|
|
|
|
|
by cbutner
1718 days ago
|
|
The original hope was for this to be a third head on top of the AlphaZero model, but I couldn't think of a way to generate commentary during self-play (such that it would gradually improve), and trying to rotate supervised commentary training into the main schedule ended up hurting both sides because of the disjoint datasets. So, now the commentary decoder is just trained separately on the final primary model. The previous and current game positions are fed into the primary model, and the outputs are taken from the final convolutional layer, just before the value and policy heads. Then, that data plus the side to play is positionally encoded and fed into a transformer decoder. It would be better for a search tree/algorithm to be used for commentary too so that tactics could be better understood, but that would need some kind of subjective BLEU equivalent, and metrics like those don't work well for chess commentary.

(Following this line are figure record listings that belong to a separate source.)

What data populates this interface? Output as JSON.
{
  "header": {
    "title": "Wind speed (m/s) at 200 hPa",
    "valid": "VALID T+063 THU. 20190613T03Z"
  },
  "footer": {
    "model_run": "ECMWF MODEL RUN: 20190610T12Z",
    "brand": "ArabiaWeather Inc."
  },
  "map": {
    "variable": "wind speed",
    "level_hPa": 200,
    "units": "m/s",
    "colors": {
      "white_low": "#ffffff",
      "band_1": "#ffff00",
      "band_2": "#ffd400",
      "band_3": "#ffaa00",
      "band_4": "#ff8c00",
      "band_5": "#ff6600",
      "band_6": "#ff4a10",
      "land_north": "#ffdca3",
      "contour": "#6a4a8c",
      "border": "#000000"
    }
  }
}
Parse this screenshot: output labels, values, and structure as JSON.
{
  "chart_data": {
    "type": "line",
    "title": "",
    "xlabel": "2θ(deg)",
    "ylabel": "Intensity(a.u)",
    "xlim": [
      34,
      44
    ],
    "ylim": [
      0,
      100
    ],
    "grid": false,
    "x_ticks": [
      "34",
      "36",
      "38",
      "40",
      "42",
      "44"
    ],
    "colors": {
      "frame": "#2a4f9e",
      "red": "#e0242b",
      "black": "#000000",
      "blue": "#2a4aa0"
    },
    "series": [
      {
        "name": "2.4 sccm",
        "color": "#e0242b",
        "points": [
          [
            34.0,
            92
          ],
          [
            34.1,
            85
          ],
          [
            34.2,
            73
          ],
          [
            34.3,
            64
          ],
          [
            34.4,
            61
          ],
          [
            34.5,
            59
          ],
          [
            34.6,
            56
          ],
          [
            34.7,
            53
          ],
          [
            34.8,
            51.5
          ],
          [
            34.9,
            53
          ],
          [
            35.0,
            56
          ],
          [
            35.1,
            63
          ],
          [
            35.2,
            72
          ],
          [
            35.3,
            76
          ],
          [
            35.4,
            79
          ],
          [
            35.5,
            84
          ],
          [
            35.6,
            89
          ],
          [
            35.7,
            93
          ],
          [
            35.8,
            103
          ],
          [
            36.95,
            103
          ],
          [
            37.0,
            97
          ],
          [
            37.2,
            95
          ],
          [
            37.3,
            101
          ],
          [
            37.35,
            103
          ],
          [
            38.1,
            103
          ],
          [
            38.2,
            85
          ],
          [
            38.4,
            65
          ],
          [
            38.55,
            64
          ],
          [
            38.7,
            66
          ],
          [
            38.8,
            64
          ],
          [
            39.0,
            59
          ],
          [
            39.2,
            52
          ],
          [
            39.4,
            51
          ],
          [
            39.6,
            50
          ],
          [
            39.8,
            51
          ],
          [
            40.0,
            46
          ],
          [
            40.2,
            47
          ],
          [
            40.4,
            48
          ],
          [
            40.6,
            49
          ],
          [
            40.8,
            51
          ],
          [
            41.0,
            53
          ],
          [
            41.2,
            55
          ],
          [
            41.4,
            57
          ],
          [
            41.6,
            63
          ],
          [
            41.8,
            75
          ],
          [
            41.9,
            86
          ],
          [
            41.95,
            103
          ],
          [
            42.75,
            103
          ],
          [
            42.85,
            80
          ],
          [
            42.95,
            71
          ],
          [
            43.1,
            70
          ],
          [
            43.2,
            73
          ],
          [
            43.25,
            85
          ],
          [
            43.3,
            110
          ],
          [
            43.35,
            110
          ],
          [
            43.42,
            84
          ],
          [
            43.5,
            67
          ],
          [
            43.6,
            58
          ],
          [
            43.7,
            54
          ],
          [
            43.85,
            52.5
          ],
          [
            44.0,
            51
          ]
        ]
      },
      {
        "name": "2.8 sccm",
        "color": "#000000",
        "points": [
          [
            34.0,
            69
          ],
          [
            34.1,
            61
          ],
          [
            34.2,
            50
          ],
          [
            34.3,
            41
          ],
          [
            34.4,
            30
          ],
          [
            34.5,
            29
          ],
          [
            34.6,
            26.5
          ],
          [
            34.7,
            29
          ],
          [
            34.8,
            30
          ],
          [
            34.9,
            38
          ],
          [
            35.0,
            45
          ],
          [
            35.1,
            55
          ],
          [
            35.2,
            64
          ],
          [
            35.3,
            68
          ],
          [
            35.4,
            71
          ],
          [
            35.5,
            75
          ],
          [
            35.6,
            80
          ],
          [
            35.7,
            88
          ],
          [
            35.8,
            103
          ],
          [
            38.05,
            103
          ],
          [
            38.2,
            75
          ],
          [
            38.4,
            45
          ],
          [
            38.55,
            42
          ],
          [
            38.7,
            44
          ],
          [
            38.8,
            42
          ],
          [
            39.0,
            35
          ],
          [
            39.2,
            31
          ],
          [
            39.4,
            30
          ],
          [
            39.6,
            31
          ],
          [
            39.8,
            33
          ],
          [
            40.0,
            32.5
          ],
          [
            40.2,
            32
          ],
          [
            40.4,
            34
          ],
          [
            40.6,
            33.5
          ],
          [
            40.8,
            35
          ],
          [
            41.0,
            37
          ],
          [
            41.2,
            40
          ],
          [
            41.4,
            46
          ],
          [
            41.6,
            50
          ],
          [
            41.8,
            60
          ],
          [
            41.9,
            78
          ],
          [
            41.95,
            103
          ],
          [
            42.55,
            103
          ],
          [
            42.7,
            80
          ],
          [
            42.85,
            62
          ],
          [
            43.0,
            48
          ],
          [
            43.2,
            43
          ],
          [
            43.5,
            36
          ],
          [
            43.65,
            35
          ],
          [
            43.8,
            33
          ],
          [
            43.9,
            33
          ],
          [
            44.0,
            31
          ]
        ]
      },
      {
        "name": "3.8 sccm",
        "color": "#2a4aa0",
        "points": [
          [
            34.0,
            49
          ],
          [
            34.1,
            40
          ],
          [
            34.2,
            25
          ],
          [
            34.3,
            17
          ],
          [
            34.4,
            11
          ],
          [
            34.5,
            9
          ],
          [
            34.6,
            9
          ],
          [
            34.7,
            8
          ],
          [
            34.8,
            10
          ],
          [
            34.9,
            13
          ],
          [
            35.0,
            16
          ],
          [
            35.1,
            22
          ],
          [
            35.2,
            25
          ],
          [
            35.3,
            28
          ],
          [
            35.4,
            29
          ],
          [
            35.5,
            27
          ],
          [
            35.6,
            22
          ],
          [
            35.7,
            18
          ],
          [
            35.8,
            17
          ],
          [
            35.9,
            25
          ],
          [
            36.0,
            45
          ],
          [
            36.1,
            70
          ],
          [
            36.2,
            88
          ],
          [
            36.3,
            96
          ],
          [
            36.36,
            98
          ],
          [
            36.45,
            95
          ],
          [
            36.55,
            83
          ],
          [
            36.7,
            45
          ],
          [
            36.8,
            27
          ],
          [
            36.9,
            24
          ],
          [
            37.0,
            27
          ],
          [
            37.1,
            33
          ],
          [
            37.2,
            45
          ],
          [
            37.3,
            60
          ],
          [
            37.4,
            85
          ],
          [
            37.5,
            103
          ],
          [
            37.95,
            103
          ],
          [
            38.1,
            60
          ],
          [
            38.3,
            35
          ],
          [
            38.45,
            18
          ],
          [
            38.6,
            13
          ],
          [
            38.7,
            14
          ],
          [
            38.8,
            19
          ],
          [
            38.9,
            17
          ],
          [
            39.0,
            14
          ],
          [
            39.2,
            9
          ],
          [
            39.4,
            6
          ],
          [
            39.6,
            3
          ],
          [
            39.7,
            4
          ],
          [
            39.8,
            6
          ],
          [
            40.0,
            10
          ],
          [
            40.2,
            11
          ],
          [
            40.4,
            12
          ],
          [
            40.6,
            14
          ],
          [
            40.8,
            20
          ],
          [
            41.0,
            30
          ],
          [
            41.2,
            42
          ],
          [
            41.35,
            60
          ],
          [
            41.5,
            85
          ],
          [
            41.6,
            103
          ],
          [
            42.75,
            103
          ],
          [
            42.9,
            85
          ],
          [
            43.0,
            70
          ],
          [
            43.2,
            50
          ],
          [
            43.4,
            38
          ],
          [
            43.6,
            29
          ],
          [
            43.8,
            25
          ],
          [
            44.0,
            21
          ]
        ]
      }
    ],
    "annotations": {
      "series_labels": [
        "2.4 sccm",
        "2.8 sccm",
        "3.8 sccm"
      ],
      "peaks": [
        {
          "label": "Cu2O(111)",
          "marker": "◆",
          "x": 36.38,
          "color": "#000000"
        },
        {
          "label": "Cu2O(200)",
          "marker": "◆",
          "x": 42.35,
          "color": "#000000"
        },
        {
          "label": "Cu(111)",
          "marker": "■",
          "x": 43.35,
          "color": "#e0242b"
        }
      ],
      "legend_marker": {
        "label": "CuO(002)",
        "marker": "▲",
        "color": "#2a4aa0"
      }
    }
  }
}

You can see a diagram of the architecture here: https://chrisbutner.github.io/ChessCoach/high-level-explanat... |
|
Actually, I can't figure out from your explanation why you trained the whole network yourself instead of just using Leela's network and training the commentary head on top?
If you wanted to in-cooperate the search, maybe you could just take the 1800 or so probabilities output by the MCTS and add some layers on top of that before concatenating with the other data fed into the transformer.
In either case, this is a fantastic project and perhaps an even more impressive write up! Congrats and thank you!